就在他們初步探索完畢,準備返回“丙七”區時,一直閉目調息的方餘,身上忽然發生了異變。
他膝上的“鎮淵尺”毫無徵兆地自動懸浮起來,尺身散發出柔和的青色光暈,不再是之前對敵時的凌厲,而是一種溫潤、浩大、彷彿能洗滌靈魂的光芒。光芒籠罩下方餘,他臉上痛苦糾結的神色迅速平復,氣息以一種穩定的速度提升、凝實。
更令人驚訝的是,方餘的眉心,隱約浮現出一個極其淡薄、由光點構成的、類似尺影的印記,一閃而逝。而他原本有些虛浮、渙散的精神力,此刻竟給人一種凝練、清澈、彷彿能洞徹虛妄的感覺。
他緩緩睜開了眼睛。這一次,眼中沒有了之前的沉重與滄桑,取而代之的是一種歷經洗練後的清明與堅定。雖然傷勢未愈,臉色依舊蒼白,但整個人的精氣神已然不同。
“方兄,你……”厲天行關切問道。
“無妨,‘鎮淵尺’的初步傳承,已穩定。”方餘聲音平穩,帶著一絲淡淡的、屬於“鎮淵尺”的威嚴與厚重,“尺靈認可,賜我‘鎮封’、‘淨化’二訣入門,更有一式專克‘影蝕’的‘心光’之術。只是……”他微微蹙眉,“此術需以純粹心念為引,尺力為基,消耗極大,且對施術者心性要求極高,稍有雜念,反受其害。以我目前狀態,最多施展一次,便會力竭。”
“一次足夠了!關鍵時刻能救命!”吳邪喜道。有了專門剋制“影蝕”的手段,他們對內城之行又多了幾分把握。
方餘點頭,看向吳三省:“三爺傷勢如何?”
吳三省在淨化力場和古代藥劑輔助下,恢復了不少,已能自行走動:“好多了,再休整半日,當可無礙。方小友既得傳承,我們下一步該如何?”
眾人的目光聚焦在方餘身上,也看向厲天行。不知不覺,這位身負“天工”傳承的奇人,和初步掌控“鎮淵尺”的方餘,已成為隊伍的實際決策核心。
厲天行沉吟道:“根據新得地圖,從這片倉庫區前往內城,有數條路。最穩妥的一條,是穿過倉庫區東側的‘舊物料轉運通道’,抵達‘緩衝區’,再從緩衝區邊緣的‘觀察者回廊’潛入內城外圍。這條路相對隱蔽,沿途有幾個廢棄的觀察哨所,可作臨時休整。但地圖示註,‘緩衝區’靠近‘沉渣區’,可能有零散‘蝕’化生物遊蕩,且‘觀察者回廊’年久失修,部分割槽域可能崩塌。”

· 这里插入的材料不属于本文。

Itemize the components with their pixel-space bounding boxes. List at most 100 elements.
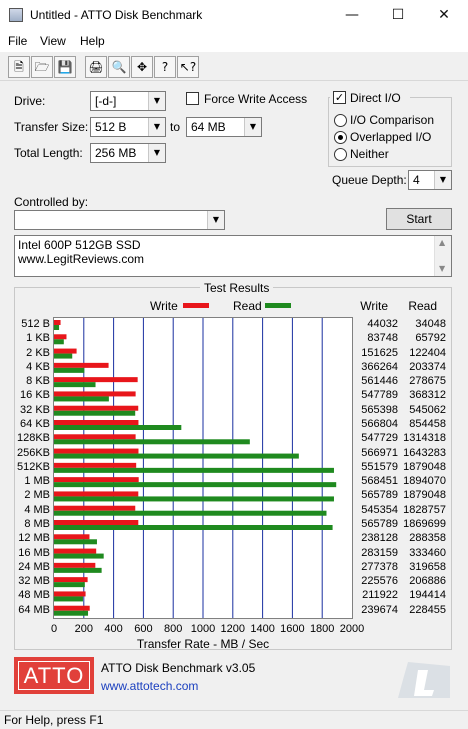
read-bar xyxy=(54,567,102,573)
transfer-size-from-select[interactable]: 512 B ▼ xyxy=(90,117,166,137)
read-value: 228455 xyxy=(409,603,446,616)
write-bar xyxy=(54,520,139,525)
toolbar: 🗎 🗁 💾 🖨 🔍 ✥ ? ↖? xyxy=(0,53,468,81)
print-preview-icon[interactable]: 🔍 xyxy=(108,56,130,78)
row-label: 64 KB xyxy=(20,418,50,430)
write-bar xyxy=(54,505,136,511)
queue-depth-label: Queue Depth: xyxy=(332,173,407,187)
read-bar xyxy=(54,453,299,459)
read-value: 1879048 xyxy=(403,489,446,502)
scroll-up-icon: ▲ xyxy=(439,238,446,247)
write-bar xyxy=(54,534,90,540)
menu-help[interactable]: Help xyxy=(80,34,105,48)
row-label: 16 MB xyxy=(18,546,50,559)
write-bar xyxy=(54,462,137,468)
read-bar xyxy=(54,539,97,545)
write-bar xyxy=(54,448,139,454)
read-bar xyxy=(54,525,333,530)
row-label: 512KB xyxy=(16,460,50,473)
row-label: 24 MB xyxy=(18,560,50,573)
print-icon[interactable]: 🖨 xyxy=(85,56,107,78)
chevron-down-icon: ▼ xyxy=(148,92,165,110)
row-label: 16 KB xyxy=(20,389,50,402)
x-axis-label: Transfer Rate - MB / Sec xyxy=(136,637,270,651)
io-comparison-radio[interactable] xyxy=(334,114,347,127)
chevron-down-icon: ▼ xyxy=(434,171,451,189)
row-label: 48 MB xyxy=(18,589,50,602)
chart-plot-area xyxy=(53,317,353,619)
force-write-checkbox[interactable] xyxy=(186,92,199,105)
row-label: 256KB xyxy=(16,446,50,459)
start-button[interactable]: Start xyxy=(386,208,452,230)
save-icon[interactable]: 💾 xyxy=(54,56,76,78)
row-label: 4 KB xyxy=(26,360,50,373)
drive-select[interactable]: [-d-] ▼ xyxy=(90,91,166,111)
menu-bar: File View Help xyxy=(0,30,468,52)
description-textarea[interactable]: Intel 600P 512GB SSD www.LegitReviews.co… xyxy=(14,235,452,277)
read-value: 34048 xyxy=(415,318,446,330)
read-bar xyxy=(54,425,182,430)
new-file-icon[interactable]: 🗎 xyxy=(8,56,30,78)
read-value: 194414 xyxy=(409,589,446,602)
transfer-to-value: 64 MB xyxy=(191,120,226,134)
move-icon[interactable]: ✥ xyxy=(131,56,153,78)
read-value: 288358 xyxy=(409,532,446,545)
write-bar xyxy=(54,477,139,483)
legend-read-label: Read xyxy=(233,299,262,313)
context-help-icon[interactable]: ↖? xyxy=(177,56,199,78)
status-text: For Help, press F1 xyxy=(4,713,104,727)
write-bar xyxy=(54,434,136,440)
neither-label: Neither xyxy=(350,147,389,161)
status-bar: For Help, press F1 xyxy=(0,710,468,729)
to-label: to xyxy=(170,120,181,134)
minimize-icon[interactable]: — xyxy=(329,0,375,30)
controlled-by-select[interactable]: ▼ xyxy=(14,210,225,230)
overlapped-io-radio[interactable] xyxy=(334,131,347,144)
read-bar xyxy=(54,325,60,330)
read-bar xyxy=(54,367,85,373)
read-bar xyxy=(54,510,327,516)
row-label: 32 KB xyxy=(20,403,50,416)
app-icon xyxy=(9,8,23,22)
read-value: 368312 xyxy=(409,389,446,402)
read-bar xyxy=(54,596,83,602)
attotech-link[interactable]: www.attotech.com xyxy=(101,679,198,693)
description-scrollbar[interactable]: ▲ ▼ xyxy=(434,236,451,276)
close-icon[interactable]: ✕ xyxy=(421,0,467,30)
queue-depth-select[interactable]: 4 ▼ xyxy=(408,170,452,190)
open-folder-icon[interactable]: 🗁 xyxy=(31,56,53,78)
write-bar xyxy=(54,605,90,611)
write-bar xyxy=(54,405,139,411)
menu-view[interactable]: View xyxy=(40,34,66,48)
controlled-by-label: Controlled by: xyxy=(14,195,89,209)
row-label: 32 MB xyxy=(18,575,50,588)
write-bar xyxy=(54,348,77,354)
atto-logo[interactable]: ATTO xyxy=(14,657,94,694)
legend-read-swatch xyxy=(265,303,291,308)
direct-io-checkbox[interactable]: ✓ xyxy=(333,91,346,104)
read-bar xyxy=(54,339,64,345)
neither-radio[interactable] xyxy=(334,148,347,161)
total-length-label: Total Length: xyxy=(14,146,83,160)
read-value: 1828757 xyxy=(403,503,446,516)
description-line-1: Intel 600P 512GB SSD xyxy=(18,238,141,252)
read-value: 319658 xyxy=(409,560,446,573)
transfer-size-to-select[interactable]: 64 MB ▼ xyxy=(186,117,262,137)
write-bar xyxy=(54,420,139,425)
maximize-icon[interactable]: ☐ xyxy=(375,0,421,30)
row-label: 64 MB xyxy=(18,603,50,616)
logo-text: ATTO xyxy=(18,661,90,690)
write-bar xyxy=(54,562,96,568)
write-bar xyxy=(54,391,136,397)
read-value: 333460 xyxy=(409,546,446,559)
read-bar xyxy=(54,439,250,445)
menu-file[interactable]: File xyxy=(8,34,27,48)
help-icon[interactable]: ? xyxy=(154,56,176,78)
total-length-select[interactable]: 256 MB ▼ xyxy=(90,143,166,163)
read-value: 1879048 xyxy=(403,460,446,473)
row-label: 2 MB xyxy=(24,489,50,502)
chevron-down-icon: ▼ xyxy=(148,118,165,136)
transfer-from-value: 512 B xyxy=(95,120,127,134)
write-bar xyxy=(54,362,109,368)
read-value: 122404 xyxy=(409,346,446,359)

“另一條路,”他指向地圖另一處,“是經由倉庫區下方的‘應急維護豎井’,直接進入內城地下管網。這條路最近,但管網內情況不明,可能積聚‘蝕’力或隱藏怪物,且地圖上對這部分割槽域標註模糊。”
“選第一條。”吳三省果斷道,“穩妥為上。我們狀態未復,不宜再冒險。何況小哥和胖子生死未卜,我們需儘快抵達相對安全且有標識的區域,才好留下記號或等待他們。”
方餘也表示同意:“‘鎮淵尺’可感應較大範圍內的‘淨源’節點與強烈‘蝕’力源。走‘緩衝區’和‘迴廊’,我可提前預警,規避風險。”
計議已定,眾人便在“丙七”區抓緊最後的時間休整、進食(嘗試了古代“營養膏”,味道怪異但能快速補充體力)、整理裝備。吳邪將從汪家營地、觀測塔下層和此處倉庫找到的淨源晶粉末、特殊工具、防護服、藥劑等物資仔細分裝,做好長途跋涉和戰鬥的準備。
半日後,吳三省已能自如行動,方餘氣息也穩固在原先的六七成水平,雖不復全盛,但已有一戰之力。眾人熄滅了“淨化力場發生器”(取下晶石備用),最後看了一眼這個暫時的庇護所,毅然踏上了前往內城之路。
倉庫區幽深寂靜,只有他們的腳步聲和呼吸聲。堆積如山的古代造物在淡綠色熒光下投出詭異的陰影,彷彿無數沉默的巨人。按照地圖指引,他們很快找到了東側那個隱蔽的、被雜物半掩的“舊物料轉運通道”入口。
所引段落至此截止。